Plasmonic Silver Nanoparticles Advance
Detection of ultralow concentrations of substances requires devices that can provide ultrafast information processing and offer high detection limits. Plasmonic metal nanoparticles, especially those made of gold and silver, offer significant promise to detect substances rapidly and down to the single-molecule level.
This capability is due to so-called “localized surface plasmon resonance.” This property makes the nanoparticles absorb and scatter light highly efficiently when they are exposed to electromagnetic radiation. By narrowing the field, or hot spot, between nanoparticles, where the unknown substance is trapped, precise information could be obtained that is not possible with other detection techniques.
A new study now has advanced silver nanoparticles toward the goal of single-molecule detection. The work – by Nasrin Hooshmand and Mostafa El-Sayed, senior research scientist and professor, respectively, in the School of Chemistry and Biochemistry – was published recently in the Proceedings of the National Academy of Sciences (PNAS). The work was supported by National Science Foundation Division of Chemistry grant 1608801.
Using new models of coupling between nanoparticles, the researchers have achieved tighter hot spots, down to 2 nanometers apart. For metallic nanoparticles with sharp edges, light can be strongly localized around the corners.

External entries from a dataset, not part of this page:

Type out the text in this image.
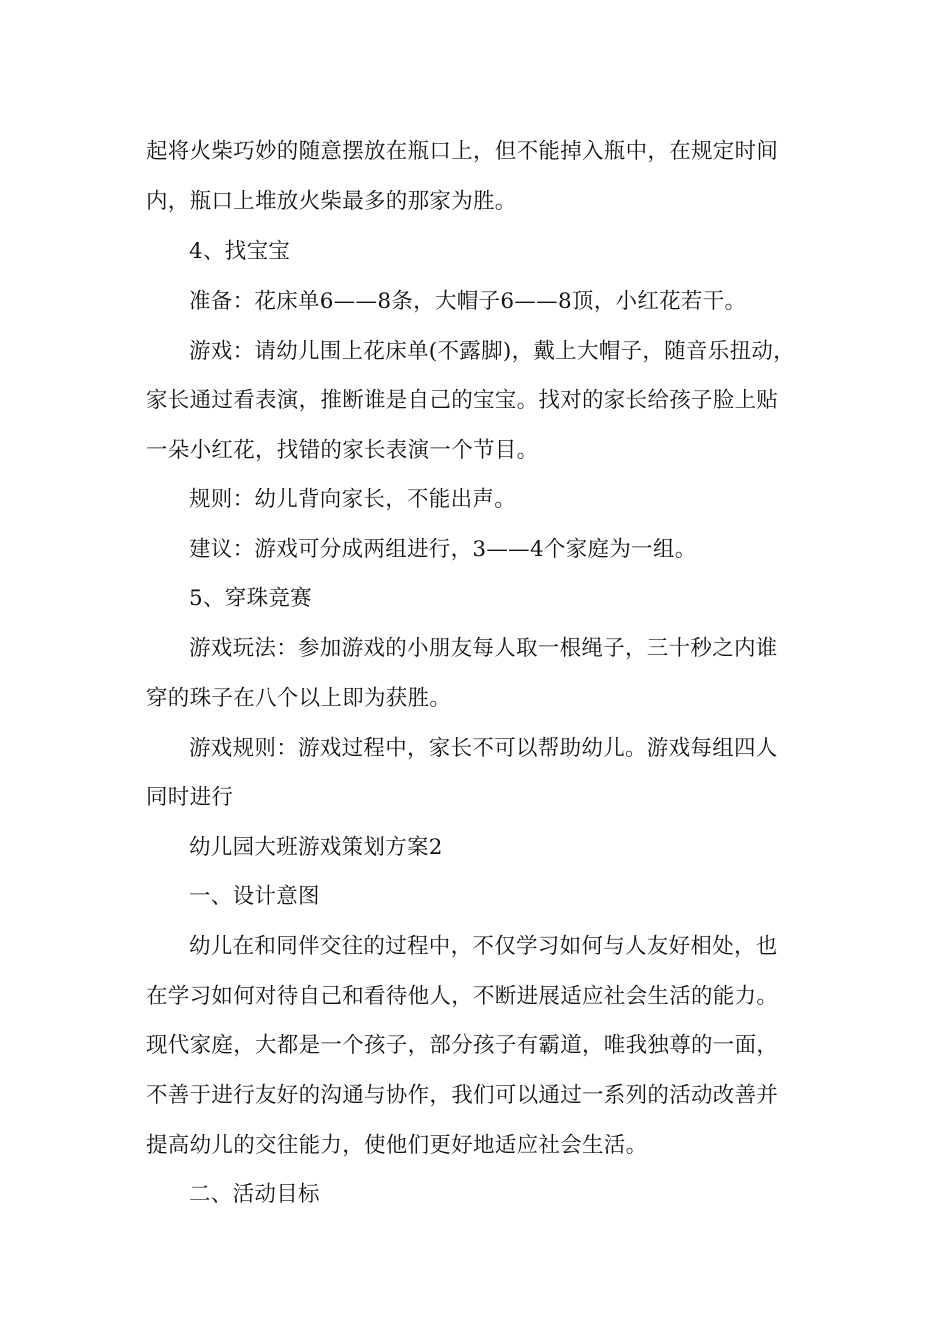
起将火柴巧妙的随意摆放在瓶口上，但不能掉入瓶中，在规定时间
内，瓶口上堆放火柴最多的那家为胜。
4、找宝宝
准备：花床单6——8条，大帽子6——8顶，小红花若干。
游戏：请幼儿围上花床单(不露脚)，戴上大帽子，随音乐扭动，
家长通过看表演，推断谁是自己的宝宝。找对的家长给孩子脸上贴
一朵小红花，找错的家长表演一个节目。
规则：幼儿背向家长，不能出声。
建议：游戏可分成两组进行，3——4个家庭为一组。
5、穿珠竞赛
游戏玩法：参加游戏的小朋友每人取一根绳子，三十秒之内谁
穿的珠子在八个以上即为获胜。
游戏规则：游戏过程中，家长不可以帮助幼儿。游戏每组四人
同时进行
幼儿园大班游戏策划方案2
一、设计意图
幼儿在和同伴交往的过程中，不仅学习如何与人友好相处，也
在学习如何对待自己和看待他人，不断进展适应社会生活的能力。
现代家庭，大都是一个孩子，部分孩子有霸道，唯我独尊的一面，
不善于进行友好的沟通与协作，我们可以通过一系列的活动改善并
提高幼儿的交往能力，使他们更好地适应社会生活。
二、活动目标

Therefore, silver nanocubes in edge-to-edge configuration with a 2-nanometer gap give a significantly higher plasmonic response, that is, they absorb and then scatter light between the adjacent silver nanoparticles faster and more efficiently than other configurations.
“These particles can be used in surface-enhanced spectroscopy to design more sensitive optical sensors, which have many applications including single-molecule spectroscopy, biomedical and ultrafast optoelectronic applications,” Hooshmand says. “For instance, to identify trace levels of hazardous materials in security, or to monitor real-time characterization of biomolecular evidence in biological sensing, this finding opens up new possibilities to overcome the limitations of conventional sensors now being used for those measurements.”